Promulguée le 17 septembre 2018, la loi 2018-23 portant charte des partis politiques a fixé des conditions relatives à la création, l’organisation, le fonctionnement, et le financement des partis politiques en République du Bénin. Elle prévoit également un régime de sanctions applicables en cas de violation de ses exigences. Les exigences en question sont donc relatives aussi bien à la création d’un parti politique qu’à sa vie.

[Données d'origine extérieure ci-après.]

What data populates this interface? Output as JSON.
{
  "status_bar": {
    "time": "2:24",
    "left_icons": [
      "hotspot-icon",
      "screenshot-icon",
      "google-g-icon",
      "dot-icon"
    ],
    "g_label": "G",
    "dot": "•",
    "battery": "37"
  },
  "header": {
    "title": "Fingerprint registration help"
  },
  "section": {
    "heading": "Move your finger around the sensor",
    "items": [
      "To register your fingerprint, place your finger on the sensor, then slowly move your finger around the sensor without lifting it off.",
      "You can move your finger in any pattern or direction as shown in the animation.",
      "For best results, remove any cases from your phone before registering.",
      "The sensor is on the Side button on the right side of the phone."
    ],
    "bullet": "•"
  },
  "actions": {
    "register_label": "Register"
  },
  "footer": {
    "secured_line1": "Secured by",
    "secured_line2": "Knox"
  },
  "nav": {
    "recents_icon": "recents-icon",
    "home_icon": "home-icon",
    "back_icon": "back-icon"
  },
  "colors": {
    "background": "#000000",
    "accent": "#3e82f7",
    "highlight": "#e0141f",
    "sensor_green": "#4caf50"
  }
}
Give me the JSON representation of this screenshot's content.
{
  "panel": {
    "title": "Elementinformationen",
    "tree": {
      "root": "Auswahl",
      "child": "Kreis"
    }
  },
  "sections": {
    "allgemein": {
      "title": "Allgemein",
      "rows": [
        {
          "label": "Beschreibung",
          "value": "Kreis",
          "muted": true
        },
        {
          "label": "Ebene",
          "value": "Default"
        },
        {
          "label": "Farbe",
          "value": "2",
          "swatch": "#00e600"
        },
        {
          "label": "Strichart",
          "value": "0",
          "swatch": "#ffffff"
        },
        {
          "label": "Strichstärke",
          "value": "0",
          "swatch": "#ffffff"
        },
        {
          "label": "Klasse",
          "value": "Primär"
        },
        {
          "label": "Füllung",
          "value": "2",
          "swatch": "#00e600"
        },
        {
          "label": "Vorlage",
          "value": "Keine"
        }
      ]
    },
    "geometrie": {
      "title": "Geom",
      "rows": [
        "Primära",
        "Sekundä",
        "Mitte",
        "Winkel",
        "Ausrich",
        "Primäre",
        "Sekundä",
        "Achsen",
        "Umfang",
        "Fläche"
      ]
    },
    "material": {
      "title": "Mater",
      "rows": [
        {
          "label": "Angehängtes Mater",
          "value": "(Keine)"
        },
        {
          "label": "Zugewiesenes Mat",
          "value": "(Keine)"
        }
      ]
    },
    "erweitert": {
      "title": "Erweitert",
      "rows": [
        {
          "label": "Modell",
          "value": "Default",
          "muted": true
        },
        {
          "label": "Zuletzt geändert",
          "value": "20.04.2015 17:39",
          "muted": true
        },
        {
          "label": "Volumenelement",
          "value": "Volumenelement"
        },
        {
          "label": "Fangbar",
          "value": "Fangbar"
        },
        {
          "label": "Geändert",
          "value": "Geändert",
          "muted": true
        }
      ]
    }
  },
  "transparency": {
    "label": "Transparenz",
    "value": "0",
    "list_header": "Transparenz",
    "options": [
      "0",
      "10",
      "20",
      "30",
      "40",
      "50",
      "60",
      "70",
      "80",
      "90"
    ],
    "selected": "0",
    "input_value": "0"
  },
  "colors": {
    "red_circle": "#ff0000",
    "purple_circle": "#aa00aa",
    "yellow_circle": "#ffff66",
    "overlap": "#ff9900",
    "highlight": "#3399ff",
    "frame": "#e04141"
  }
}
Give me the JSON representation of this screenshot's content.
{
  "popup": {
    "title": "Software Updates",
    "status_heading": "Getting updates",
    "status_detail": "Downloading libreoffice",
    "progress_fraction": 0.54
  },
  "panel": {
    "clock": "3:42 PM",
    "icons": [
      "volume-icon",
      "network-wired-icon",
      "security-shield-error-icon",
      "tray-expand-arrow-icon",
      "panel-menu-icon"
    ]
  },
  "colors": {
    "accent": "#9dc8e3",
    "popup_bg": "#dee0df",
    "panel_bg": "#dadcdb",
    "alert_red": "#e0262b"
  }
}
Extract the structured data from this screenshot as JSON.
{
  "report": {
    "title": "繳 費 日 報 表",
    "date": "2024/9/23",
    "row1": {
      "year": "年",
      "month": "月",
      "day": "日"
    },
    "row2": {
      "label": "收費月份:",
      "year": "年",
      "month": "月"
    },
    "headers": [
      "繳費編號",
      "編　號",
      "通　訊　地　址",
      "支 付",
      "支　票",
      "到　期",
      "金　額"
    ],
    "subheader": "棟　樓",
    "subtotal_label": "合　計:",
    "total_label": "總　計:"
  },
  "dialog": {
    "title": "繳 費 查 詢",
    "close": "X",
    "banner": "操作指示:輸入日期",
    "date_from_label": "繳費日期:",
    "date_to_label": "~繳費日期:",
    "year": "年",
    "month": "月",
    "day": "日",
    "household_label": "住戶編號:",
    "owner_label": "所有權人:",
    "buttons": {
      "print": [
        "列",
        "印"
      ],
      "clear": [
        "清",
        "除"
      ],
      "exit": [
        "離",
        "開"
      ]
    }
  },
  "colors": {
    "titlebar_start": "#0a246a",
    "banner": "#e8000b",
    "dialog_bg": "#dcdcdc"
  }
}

Les exigences relatives à la création d’un parti politique

La Charte a fixé le processus de création et d’acquisition définitive de personnalité juridique d’un parti politique ainsi qu’il suit :

  •    - Dépôt d’une déclaration administrative de constitution du parti à déposer auprès du ministère de l’intérieur (Procès-verbal de constitution, Statuts, Règlement intérieur, Projet de société, Idéologie, Emblème, logo, sigle, dénomination, actes de naissances et casiers judiciaires des fondateurs, attestations de résidences et certificats de nationalité des fondateurs) ;
  •    - Etude du dossier de déclaration dans un délai de deux (02) mois et délivrance d’un récépissé provisoire en cas de conformité du dossier, par le Ministre de l’intérieur;
  •    - Publication de l’autorisation provisoire au Journal Officiel ;
  •    - Délivrance de l’autorisation définitive huit (08) jours après la réception de la publication au Journal Officiel.

A la lecture des dispositions de la Charte, les formalités administratives liées à la création d’un parti politique devraient pouvoir s’effectuer dans un délai inférieur à (03) mois (en cas de conformité du dossier de déclaration) ou à 5 mois en cas de rejet éventuel du dossier.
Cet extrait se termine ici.